Robert Canning of IGN gave the episode an 8.9 out of 10 rating and wrote that the plotlines featured here were "fun, but it was, as is often the case, Liz and Jack that really made [the episode] a winner." Television columnist Alan Sepinwall for The Star-Ledger said that Frank turning into Liz "felt a little too predictable", nonetheless complimented Judah Friedlander for it. Regarding the episode itself, Sepinwall wrote that it was a "great story, and a much better closing point to the 'Dealbreakers' plot". Bob Sassone of AOL's TV Squad objected to the jokes about Liz and Fey being unattractive, but was glad that Liz did not get her talk show, reasoning it would have "ruin[ed] the whole Liz/Jack/TGS dynamic." Time contributor James Poniewozik was complimentary towards the "Dealbreakers" story, and commented that the series "has often been strongest in the episodes in which Liz Lemon's professional life tracks Tina Fey's, and 'Dealbreakers' was definitely one of them." In conclusion, Poniewozik said that despite this not being "an all-time classic" it was "one of the most laugh-full 30 Rock's in a while". TV Guide's Michael Anthony reported that part of him really wanted to see the Dealbreaker pilot work out for Liz, noting "I think there's something there – something really funny!" Anthony was complimentary towards Whoopi Goldberg's cameo, and said that when the Jenna character "opens her mouth" she is a "hysterical treat."

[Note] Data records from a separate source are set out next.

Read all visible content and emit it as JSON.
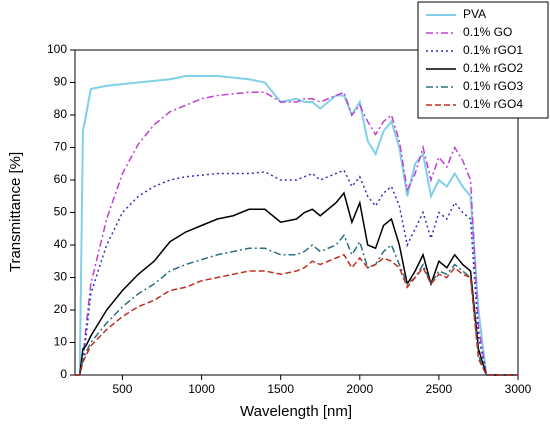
{
  "chart_data": {
    "type": "line",
    "x_label": "Wavelength [nm]",
    "y_label": "Transmittance [%]",
    "xlim": [
      200,
      3000
    ],
    "ylim": [
      0,
      100
    ],
    "xticks": [
      500,
      1000,
      1500,
      2000,
      2500,
      3000
    ],
    "yticks": [
      0,
      10,
      20,
      30,
      40,
      50,
      60,
      70,
      80,
      90,
      100
    ],
    "legend": "upper right",
    "x": [
      200,
      230,
      250,
      270,
      300,
      400,
      500,
      600,
      700,
      800,
      900,
      1000,
      1100,
      1200,
      1300,
      1400,
      1500,
      1600,
      1650,
      1700,
      1750,
      1800,
      1850,
      1900,
      1950,
      2000,
      2050,
      2100,
      2150,
      2200,
      2250,
      2300,
      2350,
      2400,
      2450,
      2500,
      2550,
      2600,
      2650,
      2700,
      2750,
      2800,
      3000
    ],
    "series": [
      {
        "name": "PVA",
        "color": "#7fd0e8",
        "dash": "solid",
        "width": 2,
        "values": [
          0,
          0,
          75,
          80,
          88,
          89,
          89.5,
          90,
          90.5,
          91,
          92,
          92,
          92,
          91.5,
          91,
          90,
          84,
          85,
          84,
          84,
          82,
          84,
          86,
          86,
          80,
          84,
          72,
          68,
          75,
          78,
          70,
          55,
          65,
          68,
          55,
          60,
          58,
          62,
          58,
          55,
          20,
          0,
          0
        ]
      },
      {
        "name": "0.1% GO",
        "color": "#c040d0",
        "dash": "dashdot",
        "width": 1.5,
        "values": [
          0,
          0,
          5,
          15,
          28,
          48,
          62,
          71,
          77,
          81,
          83,
          85,
          86,
          86.5,
          87,
          87,
          84,
          84,
          85,
          85,
          84,
          85,
          86,
          87,
          80,
          83,
          78,
          74,
          78,
          80,
          72,
          57,
          62,
          70,
          60,
          67,
          64,
          70,
          66,
          60,
          15,
          0,
          0
        ]
      },
      {
        "name": "0.1% rGO1",
        "color": "#3030c0",
        "dash": "dot",
        "width": 1.5,
        "values": [
          0,
          0,
          5,
          12,
          25,
          40,
          50,
          55,
          58,
          60,
          61,
          61.5,
          62,
          62,
          62,
          62.5,
          60,
          60,
          61,
          62,
          60,
          61,
          62,
          63,
          58,
          61,
          55,
          52,
          56,
          58,
          52,
          40,
          45,
          50,
          42,
          50,
          48,
          53,
          50,
          48,
          12,
          0,
          0
        ]
      },
      {
        "name": "0.1% rGO2",
        "color": "#000000",
        "dash": "solid",
        "width": 1.5,
        "values": [
          0,
          0,
          8,
          9,
          12,
          20,
          26,
          31,
          35,
          41,
          44,
          46,
          48,
          49,
          51,
          51,
          47,
          48,
          50,
          51,
          49,
          51,
          53,
          56,
          47,
          53,
          40,
          39,
          46,
          48,
          40,
          28,
          32,
          37,
          28,
          35,
          33,
          37,
          34,
          32,
          8,
          0,
          0
        ]
      },
      {
        "name": "0.1% rGO3",
        "color": "#2a7080",
        "dash": "dashdot",
        "width": 1.5,
        "values": [
          0,
          0,
          5,
          7,
          10,
          16,
          21,
          25,
          28,
          32,
          34,
          35.5,
          37,
          38,
          39,
          39,
          37,
          37,
          38,
          40,
          38,
          39,
          40,
          43,
          37,
          41,
          33,
          34,
          38,
          40,
          34,
          28,
          30,
          34,
          28,
          32,
          31,
          34,
          32,
          30,
          6,
          0,
          0
        ]
      },
      {
        "name": "0.1% rGO4",
        "color": "#c03020",
        "dash": "dash",
        "width": 1.5,
        "values": [
          0,
          0,
          4,
          6,
          9,
          14,
          18,
          21,
          23,
          26,
          27,
          29,
          30,
          31,
          32,
          32,
          31,
          32,
          33,
          35,
          34,
          35,
          36,
          37,
          33,
          36,
          33,
          34,
          36,
          35,
          33,
          27,
          30,
          33,
          28,
          31,
          30,
          33,
          31,
          30,
          5,
          0,
          0
        ]
      }
    ]
  }
}
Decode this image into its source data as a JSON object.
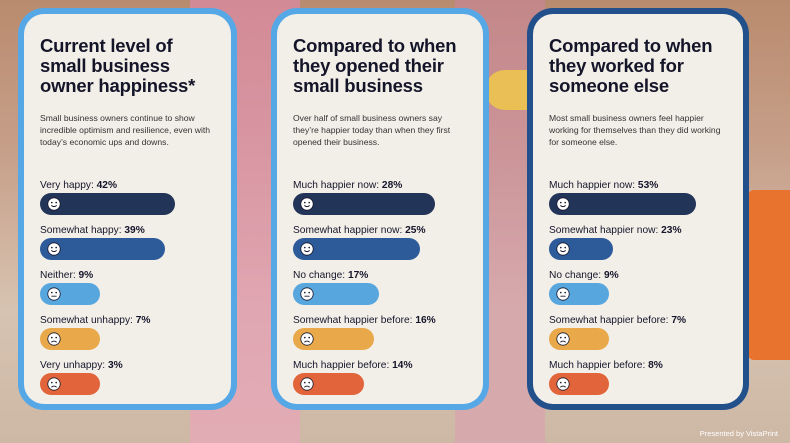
{
  "credit": "Presented by VistaPrint",
  "colors": {
    "very_positive": "#233459",
    "positive": "#2d5b9a",
    "neutral": "#58a6de",
    "negative": "#e9a94a",
    "very_negative": "#e2643a"
  },
  "chart_data": [
    {
      "type": "bar",
      "title": "Current level of small business owner happiness*",
      "subtitle": "Small business owners continue to show incredible optimism and resilience, even with today’s economic ups and downs.",
      "categories": [
        "Very happy",
        "Somewhat happy",
        "Neither",
        "Somewhat unhappy",
        "Very unhappy"
      ],
      "values": [
        42,
        39,
        9,
        7,
        3
      ],
      "value_labels": [
        "42%",
        "39%",
        "9%",
        "7%",
        "3%"
      ],
      "faces": [
        "smile-icon",
        "smile-icon",
        "neutral-face-icon",
        "frown-icon",
        "frown-icon"
      ],
      "bar_colors": [
        "#233459",
        "#2d5b9a",
        "#58a6de",
        "#e9a94a",
        "#e2643a"
      ],
      "xlim": [
        0,
        42
      ]
    },
    {
      "type": "bar",
      "title": "Compared to when they opened their small business",
      "subtitle": "Over half of small business owners say they’re happier today than when they first opened their business.",
      "categories": [
        "Much happier now",
        "Somewhat happier now",
        "No change",
        "Somewhat happier before",
        "Much happier before"
      ],
      "values": [
        28,
        25,
        17,
        16,
        14
      ],
      "value_labels": [
        "28%",
        "25%",
        "17%",
        "16%",
        "14%"
      ],
      "faces": [
        "smile-icon",
        "smile-icon",
        "neutral-face-icon",
        "frown-icon",
        "frown-icon"
      ],
      "bar_colors": [
        "#233459",
        "#2d5b9a",
        "#58a6de",
        "#e9a94a",
        "#e2643a"
      ],
      "xlim": [
        0,
        28
      ]
    },
    {
      "type": "bar",
      "title": "Compared to when they worked for someone else",
      "subtitle": "Most small business owners feel happier working for themselves than they did working for someone else.",
      "categories": [
        "Much happier now",
        "Somewhat happier now",
        "No change",
        "Somewhat happier before",
        "Much happier before"
      ],
      "values": [
        53,
        23,
        9,
        7,
        8
      ],
      "value_labels": [
        "53%",
        "23%",
        "9%",
        "7%",
        "8%"
      ],
      "faces": [
        "smile-icon",
        "smile-icon",
        "neutral-face-icon",
        "frown-icon",
        "frown-icon"
      ],
      "bar_colors": [
        "#233459",
        "#2d5b9a",
        "#58a6de",
        "#e9a94a",
        "#e2643a"
      ],
      "xlim": [
        0,
        53
      ]
    }
  ]
}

Nathan Rabin of The A.V. Club wrote that "Dealbreakers Talk Show #0001" was a "delightful surprise, delivering laughs aplenty and steering clear of the pitfalls that have hindered the show so far this year. [...] It was a welcome return to form chockablock with quotable lines and laugh out loud moments." He was complimentary towards Fey here, noting that she "illustrated [her] chops as a physical comedian". Sean Gandert, a contributor for Paste magazine, said that Tracy's plot was "pretty awesome". Gandert, who has not been a fan of the "Dealbreakers" storyline, appreciated it in this episode, opining it had "good writing even by the show's outsized standards." Entertainment Weekly contributor Margaret Lyons was positive about this episode, writing "Last night's 30 Rock was legitimately one of the best episodes ever [...] 'Dealbreakers Talk Show #0001' was one for the record books".